Eğitim Programlarının Önemi
Kısaca, eğitim programları sürekliydi ve ciddiyet gerektiriyordu. Restoran açılışları öncesindeki meeting’lerin haricinde, daha uzun soluklu eğitim programları da vardı. Misafirler ile konuşma, sipariş alma, yani misafir ilişkileri ve dil eğitimi de bu eğitim toplantılarının içindeki konulardandı. Bu genel eğitimlerde, sadece sos, yemek veya sunumlar konuşulmazdı. Konuların arasında, masa düzenleri, hangi tip organizasyonda hangi masa düzeni kurulur, menüye göre masaya servis açma şekilleri, takımların, menüye göre masadaki düzeni gibi birçok konu işlenirdi. Masada flambee ile yapılan yemeklerden, masada et yemeğinin dilimlenmesi (carving) gibi konulara, bir de pratikler de yapılarak devam ederdi eğitim toplantıları.
Usta Öğreticiler ve Katılımcılar
Toplantılarda, usta öğreticiler olarak, başta, dönemin Maitre D’hotel’i Mr. Lehman olmak üzere, yine dönemin Head Waiter’ları, Özben (Hüseyin) Bey, Alpay (Remzi) Bey, Ohannes Kaprielyan ve Altay (Cebbar) Bey de katılıyordu. (Bu arada bir not… Ben Hilton’da çalıştığım süre içinde, çoğunlukla isim yerine hep soyadları ile kişiler anılırdı… Şu anda da bu devam ediyor mu bilemiyorum.) Bizler sürekli notlar alırdık, ders gibi çalışıp pratik yapardık. Zordu… Restoran zor bir yerdi… Bense fiziki olarak zayıf kalıyordum, doğru dürüst tepsiyi bile taşıyamıyordum.
Hatırlanası Bir Anekdot
Bu arada bir anekdot geldi aklıma hemen paylaşabileceğim. Yine cezalı kaldığım günlerden birinde, saat üçe on kala gibi tek bir misafir geldi. Benimle birlikte, zaten üçten sonra da restoranda kalacak olan, Ulus isminde bir garson daha vardı. İri yarı bir garsondu. Misafir oturdu ve İngilizce menü verildi. Siparişi alındıktan sonra, günün ikramlıkları, tereyağ, ekmek servisini ben yaptım. Sonra da siparişlerini ana mutfaktan tepsiye koyarak getirdim. Şef (o zamanlar garsonlar biz komiler için şef idi) yemeği servis etti. Masadaki misafir, “Thank you” dedi.

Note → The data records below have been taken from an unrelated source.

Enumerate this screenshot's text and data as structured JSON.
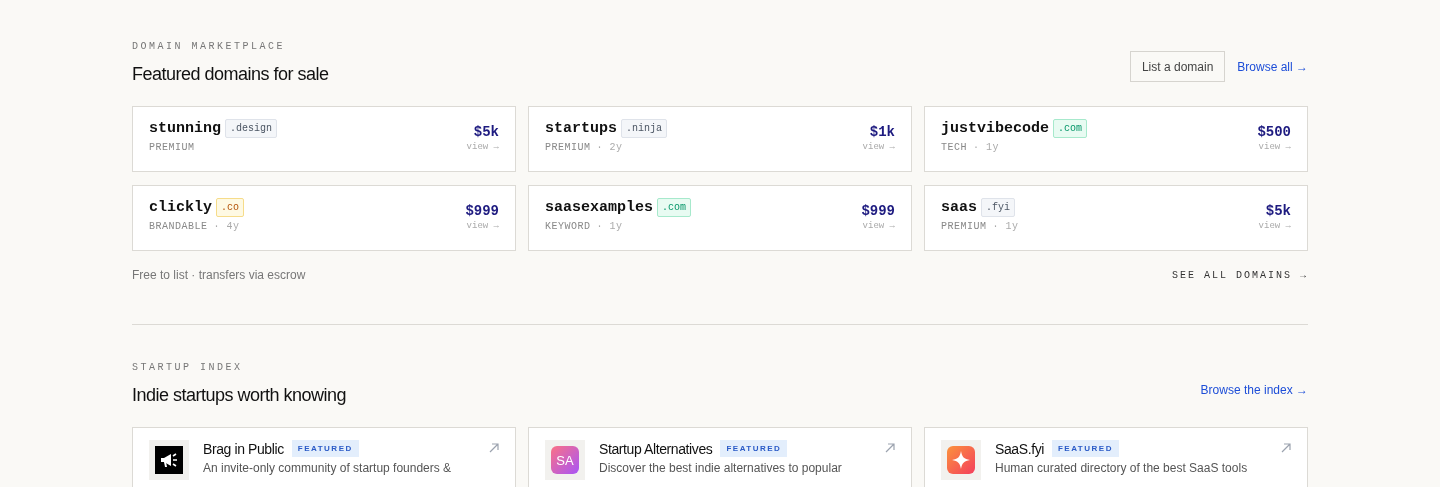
{
  "domains_section": {
    "eyebrow": "DOMAIN MARKETPLACE",
    "title": "Featured domains for sale",
    "list_button": "List a domain",
    "browse_link": "Browse all →",
    "domains": [
      {
        "name": "stunning",
        "tld": ".design",
        "color": "#f4f6f9",
        "category": "PREMIUM",
        "price": "$5k",
        "view": "view →"
      },
      {
        "name": "startups",
        "tld": ".ninja",
        "color": "#f4f6f9",
        "category": "PREMIUM",
        "age": "· 2y",
        "price": "$1k",
        "view": "view →"
      },
      {
        "name": "justvibecode",
        "tld": ".com",
        "color": "#e8fbf2",
        "category": "TECH",
        "age": "· 1y",
        "price": "$500",
        "view": "view →"
      },
      {
        "name": "clickly",
        "tld": ".co",
        "color": "#fef9e3",
        "category": "BRANDABLE",
        "age": "· 4y",
        "price": "$999",
        "view": "view →"
      },
      {
        "name": "saasexamples",
        "tld": ".com",
        "color": "#e8fbf2",
        "category": "KEYWORD",
        "age": "· 1y",
        "price": "$999",
        "view": "view →"
      },
      {
        "name": "saas",
        "tld": ".fyi",
        "color": "#f4f6f9",
        "category": "PREMIUM",
        "age": "· 1y",
        "price": "$5k",
        "view": "view →"
      }
    ],
    "footnote": "Free to list · transfers via escrow",
    "see_all": "SEE ALL DOMAINS →"
  },
  "startups_section": {
    "eyebrow": "STARTUP INDEX",
    "title": "Indie startups worth knowing",
    "browse_link": "Browse the index →",
    "startups": [
      {
        "name": "Brag in Public",
        "badge": "FEATURED",
        "kind": "megaphone",
        "description": "An invite-only community of startup founders &"
      },
      {
        "name": "Startup Alternatives",
        "badge": "FEATURED",
        "kind": "initials",
        "logo_text": "SA",
        "description": "Discover the best indie alternatives to popular"
      },
      {
        "name": "SaaS.fyi",
        "badge": "FEATURED",
        "kind": "sparkle",
        "description": "Human curated directory of the best SaaS tools"
      }
    ]
  }
}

Her birimizin başına gelmiştir… Bizim için komik şakalardı bunlar o zamanlar. Şef, olabilecek en kibar gülümsemesi ile, Türkçe “Boğazında kalsın” dedi (!). Yemek ile beraber sipariş ettiği içeceği de getirdi Şef Ulus. Adam yine “Thank you” dedi, baktım Ulus yine gülümseyerek “Zıkkım olsun” dedi.
Zaten cezalı kalmışız, bir sürü de iş var elimizde yapacak, bir de restoranın kapalı olduğu saatlerde servis yapmak zorunda kalıyoruz (!). Konu bu şekilde devam etti, ta ki misafir hesap isteyene kadar. Otelde kalıyormuş, adisyonu imzaladı ve Türkçe olarak “Çok teşekkür ederim” dedi, “Servisiniz süresince çok kibardınız” ve gitti.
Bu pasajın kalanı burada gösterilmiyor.